こめかみやM字部分の薄毛はAGA(男性型脱毛症)の初期サインであることが多く、顔の印象を大きく左右するため、特に人目につきやすい場所です。

セルフケアで改善を試みる方もいますが、進行性のAGAに対しては医学的根拠に基づいた治療が重要です。

この記事では、こめかみのハゲの原因から治療薬によるアプローチ、そしてヘアラインを美しく改善する「植毛」という選択肢まで、治すための具体的な方法を詳しく解説します。

目次

この記事の執筆者

AGAメディカルケアクリニック統括院長 前田 祐助
Dr.前田 祐助

AGAメディカルケアクリニック 統括院長

前田 祐助

【経歴】

慶應義塾大学医学部医学研究科卒業

慶應義塾大学病院 初期臨床研修課程終了

大手AGAクリニック(院長)を経て、2018年に薄毛・AGA治療の「AGAメディカルケアクリニック」新宿院を開設

2020年に横浜院、2023年に東京八重洲院を開設

院長プロフィール

資格・所属学会・症例数

【資格】

  • 医師免許
  • ⽇本医師会認定産業医
  • 医学博士

【所属学会】

  • 日本内科学会
  • 日本美容皮膚科学会
  • 日本臨床毛髪学会

【症例数】

3万人以上※

※2018年5月~2022年12月AGAメディカルケアクリニック全店舗の延べ患者数

なぜこめかみからハゲるのか?その原因を理解する

薄毛の悩みの中でも、こめかみ部分の後退、いわゆる「M字ハゲ」は非常に多く見られます。
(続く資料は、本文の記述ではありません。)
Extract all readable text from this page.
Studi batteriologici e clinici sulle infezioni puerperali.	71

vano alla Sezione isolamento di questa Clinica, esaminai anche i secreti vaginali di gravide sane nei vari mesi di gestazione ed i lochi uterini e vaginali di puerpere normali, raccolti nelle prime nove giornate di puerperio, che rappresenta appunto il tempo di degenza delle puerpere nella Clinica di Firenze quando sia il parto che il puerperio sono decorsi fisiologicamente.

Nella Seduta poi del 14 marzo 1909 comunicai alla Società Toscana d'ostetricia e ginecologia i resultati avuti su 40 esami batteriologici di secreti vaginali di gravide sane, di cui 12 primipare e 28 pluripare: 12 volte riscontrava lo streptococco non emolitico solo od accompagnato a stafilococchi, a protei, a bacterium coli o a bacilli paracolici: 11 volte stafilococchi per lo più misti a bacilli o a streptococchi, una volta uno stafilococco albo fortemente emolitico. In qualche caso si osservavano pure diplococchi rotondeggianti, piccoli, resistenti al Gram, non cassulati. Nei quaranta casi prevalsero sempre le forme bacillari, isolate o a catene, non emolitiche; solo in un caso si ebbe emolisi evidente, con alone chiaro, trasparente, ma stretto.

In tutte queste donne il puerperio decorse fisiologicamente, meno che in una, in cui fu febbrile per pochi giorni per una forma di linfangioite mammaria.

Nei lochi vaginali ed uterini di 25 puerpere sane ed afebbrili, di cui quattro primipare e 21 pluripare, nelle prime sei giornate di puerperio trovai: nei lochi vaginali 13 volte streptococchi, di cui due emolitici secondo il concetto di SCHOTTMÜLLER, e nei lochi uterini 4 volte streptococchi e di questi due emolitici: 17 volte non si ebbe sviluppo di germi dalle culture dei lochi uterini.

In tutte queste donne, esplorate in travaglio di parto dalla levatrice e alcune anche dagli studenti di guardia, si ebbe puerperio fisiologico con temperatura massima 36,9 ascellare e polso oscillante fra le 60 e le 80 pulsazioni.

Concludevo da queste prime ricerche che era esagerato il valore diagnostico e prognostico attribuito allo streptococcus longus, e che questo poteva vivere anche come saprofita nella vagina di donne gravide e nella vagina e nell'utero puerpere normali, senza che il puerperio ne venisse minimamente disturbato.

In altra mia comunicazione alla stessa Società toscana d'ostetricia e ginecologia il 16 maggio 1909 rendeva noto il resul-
なぜこの部分から薄毛が進行しやすいのでしょうか。その原因を正しく理解することが、適切な対策への第一歩となります。

AGA(男性型脱毛症)の典型的な進行パターン

こめかみの薄毛のほとんどは、AGA(男性型脱毛症)が原因です。AGAは男性ホルモンと遺伝が関与する進行性の脱毛症で、その進行パターンにはいくつかの型があります。

中でも、こめかみを含む前頭部の生え際が後退していくのが、日本人に最も多い典型的なパターンです。

AGAの主な進行パターン(ハミルトン・ノーウッド分類より)

分類特徴初期に目立つ部位
M字型左右のこめかみから剃り込みが深くなる前頭部
O字型頭頂部から円形に薄くなる頭頂部
U字型生え際全体が後退していく前頭部全体

こめかみがDHTの影響を受けやすい理由

AGAは男性ホルモン「テストステロン」が「5αリダクターゼ」という酵素によって、強力な脱毛ホルモン「DHT(ジヒドロテストステロン)」に変換されることで進行します。

このDHTを受け取る「アンドロゲン受容体」がこめかみや頭頂部の毛根に多く存在するため、これらの部位はAGAの影響を特に受けやすく、薄毛が進行しやすいのです。

こめかみがDHTの影響を受けやすい理由|M字ハゲの進行メカニズム(AGA)

生まれつきの富士額との見分け方

生え際がM字型になっている方の中には、生まれつきの「富士額」である場合もあります。AGAによるM字ハゲとの違いは、髪の毛の質や進行性で見分けることができます。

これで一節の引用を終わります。